Her REU at South Carolina had focused on nanoparticle-based therapeutic development for Alzheimer’s disease, and the University of Nebraska-Lincoln REU program attracted her because of a specific project there, “Engineering Nanomedicine for the Neurosciences,” led by Forrest Kievit, Ph.D., in the Department of Biological Systems Engineering.

“I am very interested in biomedical engineering specifically related to neuroscience,” she said. “I wanted to find an REU where I could build and expand upon my knowledge of the brain and neurodegenerative diseases.”

“Beyond the project, I was drawn to the program’s initiative to create a community of scholars across multiple disciplines,” she said, noting that the university hosts 15 different REU programs. “Not only did I have the opportunity to work with BMEs from across the country, I was also able live and interact with students from other REU programs the university hosted.”

Breaking through barriers

Kievit’s lab is working to develop nanoparticle-based delivery vehicles to transport therapeutics into the brain to effectively treat brain cancer and traumatic brain injuries. Paige’s work focused on utilizing a blood-brain barrier (BBB) model in the laboratory to understand how BBB tight junction proteins are affected by oxidative stress.

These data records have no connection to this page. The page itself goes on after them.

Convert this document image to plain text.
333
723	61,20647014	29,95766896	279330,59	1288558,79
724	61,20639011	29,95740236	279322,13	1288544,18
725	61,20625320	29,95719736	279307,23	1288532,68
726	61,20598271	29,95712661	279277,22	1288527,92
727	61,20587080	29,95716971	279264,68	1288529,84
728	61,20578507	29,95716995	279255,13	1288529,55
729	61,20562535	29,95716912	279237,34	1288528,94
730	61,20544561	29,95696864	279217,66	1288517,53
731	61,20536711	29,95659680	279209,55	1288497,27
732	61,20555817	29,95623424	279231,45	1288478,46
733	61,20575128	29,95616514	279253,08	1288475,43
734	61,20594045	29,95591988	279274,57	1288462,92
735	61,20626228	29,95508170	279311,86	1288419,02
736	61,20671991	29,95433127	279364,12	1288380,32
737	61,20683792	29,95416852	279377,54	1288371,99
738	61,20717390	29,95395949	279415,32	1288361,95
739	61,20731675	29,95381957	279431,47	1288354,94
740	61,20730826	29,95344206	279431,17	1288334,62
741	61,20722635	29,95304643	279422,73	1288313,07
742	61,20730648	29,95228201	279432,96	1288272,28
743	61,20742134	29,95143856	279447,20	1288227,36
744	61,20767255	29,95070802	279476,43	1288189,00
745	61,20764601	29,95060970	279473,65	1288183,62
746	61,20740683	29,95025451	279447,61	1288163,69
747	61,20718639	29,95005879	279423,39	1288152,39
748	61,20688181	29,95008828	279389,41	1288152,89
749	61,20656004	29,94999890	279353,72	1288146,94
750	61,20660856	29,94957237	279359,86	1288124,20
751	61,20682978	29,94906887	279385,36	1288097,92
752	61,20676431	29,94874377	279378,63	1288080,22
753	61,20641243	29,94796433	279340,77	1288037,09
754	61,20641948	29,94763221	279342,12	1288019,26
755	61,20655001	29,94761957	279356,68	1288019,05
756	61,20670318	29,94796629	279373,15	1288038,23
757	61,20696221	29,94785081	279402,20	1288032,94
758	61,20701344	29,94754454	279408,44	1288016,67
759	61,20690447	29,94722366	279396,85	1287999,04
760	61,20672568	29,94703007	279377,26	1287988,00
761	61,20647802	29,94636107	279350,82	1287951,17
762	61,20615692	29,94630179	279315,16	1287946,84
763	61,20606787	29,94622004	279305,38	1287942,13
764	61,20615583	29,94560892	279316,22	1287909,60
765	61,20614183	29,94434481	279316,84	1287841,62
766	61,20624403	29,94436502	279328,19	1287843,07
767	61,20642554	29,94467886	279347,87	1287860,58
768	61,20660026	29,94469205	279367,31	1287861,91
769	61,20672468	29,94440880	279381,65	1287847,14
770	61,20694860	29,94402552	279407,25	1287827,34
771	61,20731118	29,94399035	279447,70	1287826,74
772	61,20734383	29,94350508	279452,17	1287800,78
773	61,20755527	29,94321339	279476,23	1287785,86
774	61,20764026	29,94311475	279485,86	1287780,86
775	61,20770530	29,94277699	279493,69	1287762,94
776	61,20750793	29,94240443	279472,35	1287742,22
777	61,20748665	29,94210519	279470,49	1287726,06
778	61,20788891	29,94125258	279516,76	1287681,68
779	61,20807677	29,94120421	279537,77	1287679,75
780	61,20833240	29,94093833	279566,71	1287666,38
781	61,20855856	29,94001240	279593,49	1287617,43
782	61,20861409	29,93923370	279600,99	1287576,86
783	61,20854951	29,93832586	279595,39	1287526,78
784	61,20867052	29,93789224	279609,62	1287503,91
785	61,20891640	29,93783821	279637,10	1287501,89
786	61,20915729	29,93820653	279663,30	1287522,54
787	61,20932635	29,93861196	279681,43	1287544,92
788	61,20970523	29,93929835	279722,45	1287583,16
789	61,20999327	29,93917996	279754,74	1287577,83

“Tight junctions use proteins to form a zipper-like seal between the brain’s endothelial cells , preventing toxins and pathogens from entering the brain,” she explained. “The three main proteins I analyzed were claudin-1, claudin-5, and ZO-1.”

In oxidative stress, highly reactive chemicals formed from oxygen contribute to the development of cancer and traumatic brain injury.

Paige used blood vessel lining cells from mouse brains to develop a model of the human BBB.

“My daily responsibilities included reviewing literature, analyzing data and running lots and lots of experiments,” she said. “I used two methods to monitor the integrity of the tight junctions in my mouse brain endothelial cells and this process typically took three to four hours each day and lasted a period of five days. On day five, I would terminate my cells and restart the process again the next week.”

She found that, as the concentration of types of reactive oxygen increased, the blood-brain barrier became more permeable. This correlated with an increase in the expression of claudin-1.

“These findings ultimately set the groundwork for gaining an understanding of how we can bypass the BBB via the activation or inactivation of a protein and deliver therapeutics into the brain,” Paige  said.

Raising awareness

Paige said that overall, the experience was “amazing.”

“I thoroughly enjoyed meeting driven students from around the country whom I am now glad to call friends,” she said. “I was blown away by the hospitality of the program and gained confidence in my abilities as a researcher.”

She plans to attend graduate school, work in industry and eventually make her way back to academia. In the meantime, she is working to raise awareness of the NSF-REU program on Trine’s campus.

She has shared her experiences at P2 events and BMES REU student panels. As part of her Honors Project, she is working with University Marketing and Communications to develop a video to inform current and prospective students about REU opportunities.

“My REU experiences have really helped me explore my research interests and solidify my desire to pursue neuroscience research in the future,” she said. “The experience helped me develop many great writing, researching and communicating tools that I have taken back to the university and plan to apply as my career develops.”